Some assets like real estate are not easily accessible by investors as those are complex to acquire and require large investment. Asset tokenization allows electronic trading of fractionalized ownership of assets other than just stocks, funds and bonds; it facilitate investors access to illiquid assets (tangible or intangible). Tokenization is the process of converting units/shares/debt of an asset into a digital token on a blockchain.

Why tokenization could be a game changer in real estate and infrastructure industry?

Project Financing

For real estate and infrastructure asset owners, a lot of capital is required to build or acquire assets. Traditional value chain leverages institutional investors, typically located in the region where the asset is. Tokenization allows access to global markets, and its fractionalization allows access to retail and high net worth investors, not only institutional.

Asset diversification

For retail and high net worth investors, it is complicated to diversify their investments into alternative investments like real estate with the traditional value chain. Tokenization opens new opportunities to access alternative assets managed by trusted and reputable asset managers. Tokenized assets can represent a group of assets into a fund, or be a single asset (Renowned hotel, building, powerplant, airport, …) and receive periodically a share of the profits, like dividends/distributions on a stock/fund.

Liquidity

Real estate and infrastructure assets are not liquid assets since transactions on those assets are rare and typically, a large portion of the ownership needs to be sold at once. Evaluating the current market value of a real estate asset is challenging. Finding a buyer/seller is always a long process. With tokenization, a small fraction of the asset can be traded; owners and buyers can indicate their interest with their bids and asks. Tokens can be easily traded and settled 24/7 as the transactions are recorded on a blockchain, and managed by smart contracts.

Increased efficiency

Since the tokens are traded on a blockchain, the exchange of tokens and money between the buyer and seller’s digital wallets is settled very quickly and securely using the blockchain cryptographic attributes. The registry of token holders is also always up to date using the on-chain token holders and off-chain KYC information.

"Tokenization is the process of converting units/shares/debt of an asset into a digital token on a blockchain."

Asset managers operate the asset in exchange for a management fee. They can effectuate periodic distributions easily and very economically to token holders directly into their digital wallets.

Regulations

Asset tokenization refers to a Security Token. This makes the regulatory requirements aligned with the requirements of securities and is subject to the issuance of a prospectus and associated obligations such as KYC (Know your client) and AML (Anti Money Laundering).
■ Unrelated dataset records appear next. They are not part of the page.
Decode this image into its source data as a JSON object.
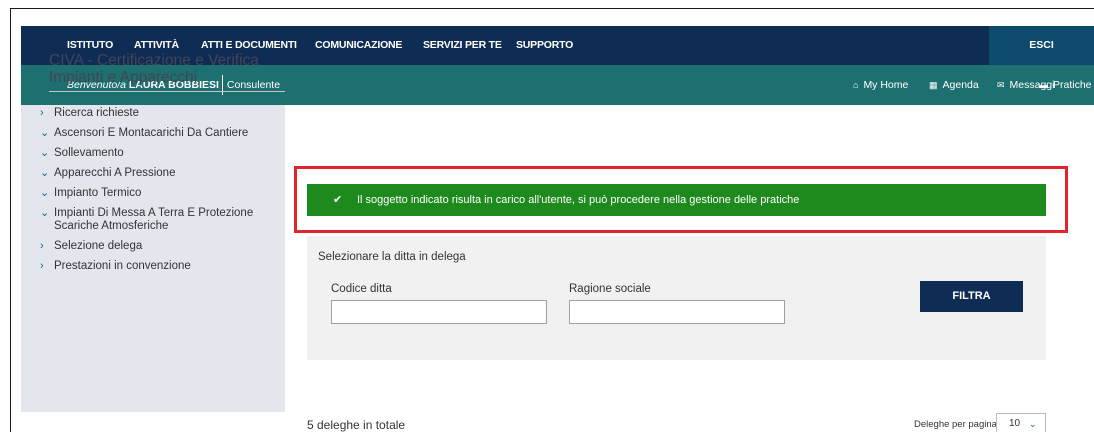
{
  "top_nav": {
    "items": [
      "ISTITUTO",
      "ATTIVITÀ",
      "ATTI E DOCUMENTI",
      "COMUNICAZIONE",
      "SERVIZI PER TE",
      "SUPPORTO"
    ],
    "logout_label": "ESCI"
  },
  "user_bar": {
    "welcome_label": "Benvenuto/a",
    "user_name": "LAURA BOBBIESI",
    "role": "Consulente",
    "quick_links": [
      {
        "icon": "home-icon",
        "glyph": "⌂",
        "label": "My Home"
      },
      {
        "icon": "calendar-icon",
        "glyph": "▦",
        "label": "Agenda"
      },
      {
        "icon": "envelope-icon",
        "glyph": "✉",
        "label": "Messaggi"
      },
      {
        "icon": "archive-icon",
        "glyph": "▬",
        "label": "Pratiche"
      }
    ]
  },
  "sidebar": {
    "title": "CIVA - Certificazione e Verifica Impianti e Apparecchi",
    "items": [
      {
        "label": "Ricerca richieste",
        "arrow": "›"
      },
      {
        "label": "Ascensori E Montacarichi Da Cantiere",
        "arrow": "⌄"
      },
      {
        "label": "Sollevamento",
        "arrow": "⌄"
      },
      {
        "label": "Apparecchi A Pressione",
        "arrow": "⌄"
      },
      {
        "label": "Impianto Termico",
        "arrow": "⌄"
      },
      {
        "label": "Impianti Di Messa A Terra E Protezione Scariche Atmosferiche",
        "arrow": "⌄"
      },
      {
        "label": "Selezione delega",
        "arrow": "›"
      },
      {
        "label": "Prestazioni in convenzione",
        "arrow": "›"
      }
    ]
  },
  "alert": {
    "icon": "check-icon",
    "glyph": "✔",
    "message": "Il soggetto indicato risulta in carico all'utente, si può procedere nella gestione delle pratiche"
  },
  "filter_panel": {
    "title": "Selezionare la ditta in delega",
    "codice_label": "Codice ditta",
    "codice_value": "",
    "ragione_label": "Ragione sociale",
    "ragione_value": "",
    "button_label": "FILTRA"
  },
  "results": {
    "total_label": "5 deleghe in totale",
    "per_page_label": "Deleghe per pagina",
    "per_page_value": "10",
    "per_page_chevron": "⌄"
  },
  "colors": {
    "top_nav": "#0f2d54",
    "user_bar": "#1e6f70",
    "alert_success": "#1e8a1e",
    "highlight_outline": "#e3242b",
    "sidebar_bg": "#e3e6ec"
  }
}
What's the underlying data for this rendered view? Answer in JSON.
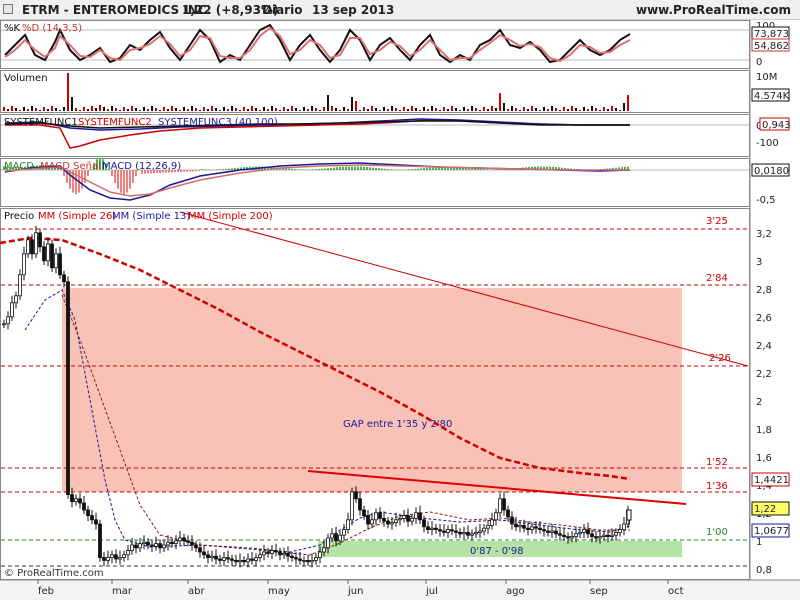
{
  "header": {
    "symbol": "ETRM - ENTEROMEDICS INC.",
    "change": "1,22 (+8,93%)",
    "period": "Diario",
    "date": "13 sep 2013",
    "site": "www.ProRealTime.com"
  },
  "copyright": "© ProRealTime.com",
  "colors": {
    "red": "#cc0000",
    "blue": "#1a1a99",
    "gap_fill": "#f9c2b6",
    "support_fill": "#b5e3a5",
    "candle": "#111111",
    "panel_bg": "#ffffff",
    "grid": "#dcdcdc"
  },
  "panels": {
    "stoch": {
      "label": "%K %D (14,3,5)",
      "labels": {
        "k": "%K",
        "d": "%D (14,3,5)"
      },
      "top_tick": "100",
      "value_boxes": [
        "73,873",
        "54,862"
      ],
      "zero": "0"
    },
    "volume": {
      "label": "Volumen",
      "ticks": [
        "10M"
      ],
      "value_box": "4.574K"
    },
    "systemfunc": {
      "label": "SYSTEMFUNC1 SYSTEMFUNC2 SYSTEMFUNC3 (40,100)",
      "labels": {
        "f1": "SYSTEMFUNC1",
        "f2": "SYSTEMFUNC2",
        "f3": "SYSTEMFUNC3 (40,100)"
      },
      "zero": "0",
      "value_box": "0,943",
      "ticks": [
        "-100"
      ]
    },
    "macd": {
      "label": "MACD MACD Señal MACD (12,26,9)",
      "labels": {
        "a": "MACD",
        "b": "MACD Señal",
        "c": "MACD (12,26,9)"
      },
      "value_box": "0,0180",
      "ticks": [
        "-0,5"
      ]
    },
    "price": {
      "label": "Precio MM (Simple 26) MM (Simple 13) MM (Simple 200)",
      "labels": {
        "precio": "Precio",
        "mm26": "MM (Simple 26)",
        "mm13": "MM (Simple 13)",
        "mm200": "MM (Simple 200)"
      },
      "y_ticks": [
        "3,2",
        "3",
        "2,8",
        "2,6",
        "2,4",
        "2,2",
        "2",
        "1,8",
        "1,6",
        "1,4",
        "1,2",
        "1",
        "0,8"
      ],
      "value_boxes": [
        "1,4421",
        "1,22",
        "1,0677"
      ]
    }
  },
  "chart_data": {
    "type": "candlestick",
    "x_labels": [
      "feb",
      "mar",
      "abr",
      "may",
      "jun",
      "jul",
      "ago",
      "sep",
      "oct"
    ],
    "ylim": [
      0.78,
      3.3
    ],
    "horizontal_levels": [
      {
        "label": "3'25",
        "value": 3.25
      },
      {
        "label": "2'84",
        "value": 2.84
      },
      {
        "label": "2'26",
        "value": 2.26
      },
      {
        "label": "1'52",
        "value": 1.52
      },
      {
        "label": "1'36",
        "value": 1.36
      },
      {
        "label": "1'00",
        "value": 1.0
      },
      {
        "label": "",
        "value": 0.82
      }
    ],
    "zones": [
      {
        "label": "GAP entre 1'35 y 2'80",
        "from": 1.35,
        "to": 2.8
      },
      {
        "label": "0'87 - 0'98",
        "from": 0.87,
        "to": 0.98
      }
    ],
    "last_close": 1.22
  }
}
At issuance of a new security token, proper KYC on investors must be done by the issuer, and investor information can be kept using traditional trusted methods (off-chain). The digital wallet (Public Key) associated to an investor is then whitelisted by the issuer into the blockchain smart contract to allow transactions.

Is this safe?

Since asset tokenization leverages a permissioned smart contract (i.e., only whitelisted digital wallets can buy and hold the tokens), this is very safe. In the case of an exploit of the blockchain or smart contract, the security token issuer can halt transactions and burn (destroy) tokens that were compromised, and reissue new tokens to the proper owner as per information off chain (Ex: KYC).

How complicated it is for investors unfamiliar with blockchain or cryptocurrencies?
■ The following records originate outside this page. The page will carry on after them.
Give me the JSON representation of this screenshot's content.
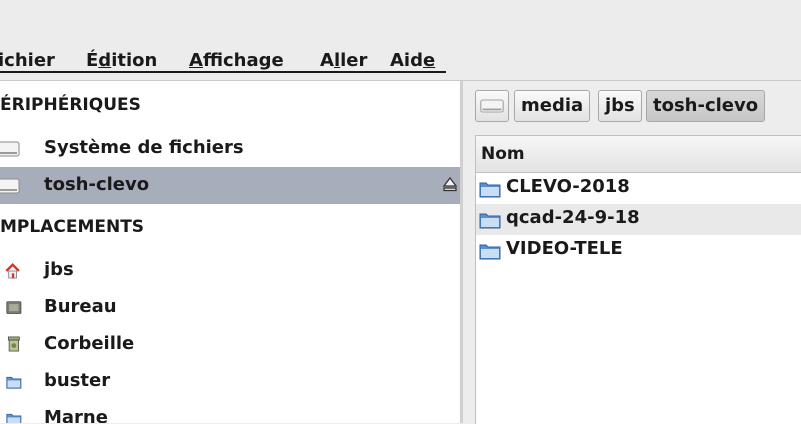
{
  "menu": {
    "items": [
      {
        "label": "ichier",
        "mnemonic": ""
      },
      {
        "pre": "É",
        "mnemonic": "d",
        "post": "ition"
      },
      {
        "pre": "",
        "mnemonic": "A",
        "post": "ffichage"
      },
      {
        "pre": "A",
        "mnemonic": "l",
        "post": "ler"
      },
      {
        "pre": "Aid",
        "mnemonic": "e",
        "post": ""
      }
    ]
  },
  "sidebar": {
    "devices_header": "ÉRIPHÉRIQUES",
    "devices": [
      {
        "label": "Système de fichiers",
        "icon": "drive-icon"
      },
      {
        "label": "tosh-clevo",
        "icon": "drive-icon",
        "selected": true,
        "eject": true
      }
    ],
    "places_header": "MPLACEMENTS",
    "places": [
      {
        "label": "jbs",
        "icon": "home-icon"
      },
      {
        "label": "Bureau",
        "icon": "desktop-icon"
      },
      {
        "label": "Corbeille",
        "icon": "trash-icon"
      },
      {
        "label": "buster",
        "icon": "folder-icon"
      },
      {
        "label": "Marne",
        "icon": "folder-icon"
      }
    ]
  },
  "pathbar": {
    "crumbs": [
      "media",
      "jbs",
      "tosh-clevo"
    ],
    "active": "tosh-clevo"
  },
  "filelist": {
    "column_name": "Nom",
    "files": [
      "CLEVO-2018",
      "qcad-24-9-18",
      "VIDEO-TELE"
    ]
  },
  "colors": {
    "selection": "#a8adbb",
    "folder": "#5a8fd0",
    "home_roof": "#d9342b"
  }
}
The asset manager (token issuer) can simplify the process for investors in creating an intuitive web page simplifying the investment into a new issued token. Investor can consult the prospectus, see pictures of the asset being offered. Payment can be done to the issuer using traditional currencies and cryptocurrency payment methods.

For secondary market, a marketplace web page can also be offered by the issuer to facilitate the buyers and sellers that have already cleared the KYC to meet with their offers. In this case a proper web page is required to allow investor to connect their digital wallet with associated tokens to be sold or stablecoin (cryptocurrency that replicate USD or other traditional currency) for the acquisition of a tokenized asset on the secondary market. If the selected blockchain by the issuer is a global public one, tokens could even be traded into global exchanges in the future and be available for DeFi transactions like lending and borrowing.

Even if the asset tokenization is still in its infancy, we can see the benefits for both the asset owners/managers and investors. As with any innovation, it may feel peculiar at first, but once the proper digital infrastructure is set up, with intuitive user interface, we foresee mainstream adoption. Multiple exciting projects have been launched recently, which demonstrate the efforts put into building that infrastructure.

It remains that the reputation of the asset manager that is the issuer of a tokenized asset is critical as the risk of a fraud or mismanagement of the asset is always possible, like today, without the usage of blockchain.